His hands traveled lower, his palms hot against the small of my back, pressing me into him so firmly I could feel the steady, heavy thrum of his own desire. I let out a soft moan that was swallowed by his mouth, my head light as the scent of him—sandalwood, sea salt, and pure, masculine heat—overwhelmed my senses. Every brush of his fingers against my skin felt like a brand, a permanent mark of his possession. He moved one hand upward, his thumb grazing the side of my breast through the fabric, and a jolt of pure, liquid fire shot through me.

He broke the kiss for a fleeting second, his breath hitching as he pulled back just far enough to look at me. His eyes were dark, glazed with a hunger that made my pulse erratic. "You have no idea," he rasped, his voice thick with a raw, jagged edge as his hands slid up to frame my face again. "You are so beautiful, Mila. Not just like this—not just in the silk and the lights. You’re beautiful because you’re fierce. Because you’re the only person who hasn't let this world break them." He kissed me again, deeper this time, as if trying to pull the very breath from my lungs. "You’re mine."

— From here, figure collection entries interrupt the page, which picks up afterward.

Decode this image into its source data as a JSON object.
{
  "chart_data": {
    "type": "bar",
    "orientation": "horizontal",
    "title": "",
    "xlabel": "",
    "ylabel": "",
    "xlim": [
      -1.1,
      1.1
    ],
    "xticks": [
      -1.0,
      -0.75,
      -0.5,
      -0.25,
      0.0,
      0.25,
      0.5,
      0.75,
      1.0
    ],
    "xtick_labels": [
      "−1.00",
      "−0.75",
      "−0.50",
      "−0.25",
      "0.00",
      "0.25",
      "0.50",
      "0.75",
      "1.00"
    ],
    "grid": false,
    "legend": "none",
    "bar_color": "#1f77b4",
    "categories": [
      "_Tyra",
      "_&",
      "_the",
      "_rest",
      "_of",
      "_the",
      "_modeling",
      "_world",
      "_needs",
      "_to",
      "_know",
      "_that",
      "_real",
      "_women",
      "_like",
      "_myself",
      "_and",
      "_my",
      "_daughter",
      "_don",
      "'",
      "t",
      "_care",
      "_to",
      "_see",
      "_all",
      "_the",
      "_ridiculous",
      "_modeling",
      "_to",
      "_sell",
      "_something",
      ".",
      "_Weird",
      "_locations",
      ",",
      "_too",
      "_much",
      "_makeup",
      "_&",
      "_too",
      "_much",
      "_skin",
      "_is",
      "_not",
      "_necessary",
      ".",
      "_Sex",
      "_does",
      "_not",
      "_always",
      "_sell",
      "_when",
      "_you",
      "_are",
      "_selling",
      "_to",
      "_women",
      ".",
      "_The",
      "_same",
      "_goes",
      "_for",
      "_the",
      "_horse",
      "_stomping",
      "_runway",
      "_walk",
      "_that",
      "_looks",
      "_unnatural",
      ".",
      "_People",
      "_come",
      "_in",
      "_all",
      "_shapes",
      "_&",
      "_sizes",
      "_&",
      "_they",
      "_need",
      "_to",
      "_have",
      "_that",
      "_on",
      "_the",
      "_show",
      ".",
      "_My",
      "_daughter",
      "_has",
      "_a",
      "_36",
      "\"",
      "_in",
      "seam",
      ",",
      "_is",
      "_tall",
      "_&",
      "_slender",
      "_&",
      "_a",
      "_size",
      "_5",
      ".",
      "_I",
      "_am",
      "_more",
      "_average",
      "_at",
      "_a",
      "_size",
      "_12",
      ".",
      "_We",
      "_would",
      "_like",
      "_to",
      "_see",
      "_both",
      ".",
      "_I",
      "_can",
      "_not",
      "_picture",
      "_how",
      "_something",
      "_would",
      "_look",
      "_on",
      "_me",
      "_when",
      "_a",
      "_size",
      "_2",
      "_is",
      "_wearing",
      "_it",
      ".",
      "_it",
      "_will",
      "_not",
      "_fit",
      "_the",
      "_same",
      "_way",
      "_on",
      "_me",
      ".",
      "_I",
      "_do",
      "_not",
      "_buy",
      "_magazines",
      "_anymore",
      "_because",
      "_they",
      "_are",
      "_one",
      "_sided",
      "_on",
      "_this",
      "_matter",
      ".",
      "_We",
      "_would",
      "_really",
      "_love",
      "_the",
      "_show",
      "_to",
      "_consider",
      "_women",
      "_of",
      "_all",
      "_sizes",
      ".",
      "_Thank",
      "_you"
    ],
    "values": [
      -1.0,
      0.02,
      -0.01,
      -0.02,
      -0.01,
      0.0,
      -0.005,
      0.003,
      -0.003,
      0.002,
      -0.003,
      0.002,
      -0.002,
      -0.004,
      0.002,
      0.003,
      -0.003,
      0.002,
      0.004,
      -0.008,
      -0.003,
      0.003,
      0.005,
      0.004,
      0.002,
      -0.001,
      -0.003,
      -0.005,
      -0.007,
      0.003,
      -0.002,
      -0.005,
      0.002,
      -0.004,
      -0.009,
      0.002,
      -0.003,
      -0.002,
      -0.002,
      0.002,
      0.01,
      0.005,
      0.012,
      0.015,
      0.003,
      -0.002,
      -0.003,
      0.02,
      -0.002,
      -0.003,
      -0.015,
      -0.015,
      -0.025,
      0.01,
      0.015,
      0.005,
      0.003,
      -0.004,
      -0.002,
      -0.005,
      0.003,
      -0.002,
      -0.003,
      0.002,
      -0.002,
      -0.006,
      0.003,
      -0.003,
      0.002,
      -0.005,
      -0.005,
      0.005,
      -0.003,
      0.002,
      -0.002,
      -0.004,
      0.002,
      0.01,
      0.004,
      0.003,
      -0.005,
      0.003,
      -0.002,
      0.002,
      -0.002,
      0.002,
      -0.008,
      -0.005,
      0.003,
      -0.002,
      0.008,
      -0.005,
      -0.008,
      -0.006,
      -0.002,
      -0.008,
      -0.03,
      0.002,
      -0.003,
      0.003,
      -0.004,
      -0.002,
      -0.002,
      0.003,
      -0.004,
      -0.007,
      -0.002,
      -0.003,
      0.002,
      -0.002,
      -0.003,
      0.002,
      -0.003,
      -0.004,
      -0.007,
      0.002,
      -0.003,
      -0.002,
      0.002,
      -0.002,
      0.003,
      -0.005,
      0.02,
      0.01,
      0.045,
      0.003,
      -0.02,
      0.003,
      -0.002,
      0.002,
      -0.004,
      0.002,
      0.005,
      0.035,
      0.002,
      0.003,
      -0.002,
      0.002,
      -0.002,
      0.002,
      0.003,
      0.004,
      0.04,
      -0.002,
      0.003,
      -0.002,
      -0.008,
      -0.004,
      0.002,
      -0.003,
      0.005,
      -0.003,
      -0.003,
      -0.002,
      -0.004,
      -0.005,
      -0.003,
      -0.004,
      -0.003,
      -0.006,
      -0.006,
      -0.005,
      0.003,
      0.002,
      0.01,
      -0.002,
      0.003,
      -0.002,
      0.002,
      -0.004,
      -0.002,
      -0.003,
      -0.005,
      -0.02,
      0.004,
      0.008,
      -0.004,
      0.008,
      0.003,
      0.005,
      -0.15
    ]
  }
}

We were drowning in each other, the air in the cabin growing thin and stifling as the passion between us flared into something uncontrollable. He trailed his lips down to the sensitive hollow of my throat, his breath hot and ragged against my skin, before returning to my mouth with a renewed, biting intensity. For that moment, the yacht wasn't a cage. It was a fortress. The world outside, with its cameras and its cruel definitions, ceased to exist. There was only the friction of silk on skin, the taste of him, and the desperate, beautiful friction of two people who had found their only truth in the middle of a lie.

I pulled back just enough to look at him, my breath hitching as I saw the raw, unmasked affection in his eyes. He looked wrecked, his hair mussed and his lips swollen from the force of our kiss. "They're going to be waiting at the pier, Nate. The cameras. The questions."

He didn't look away. He didn't flinch. He just brushed a stray hair from my face, his touch a promise that felt more solid than any Salvatore legacy. "Let them wait. We’re giving them exactly what they’re looking for. But this time, we’re doing it on our terms."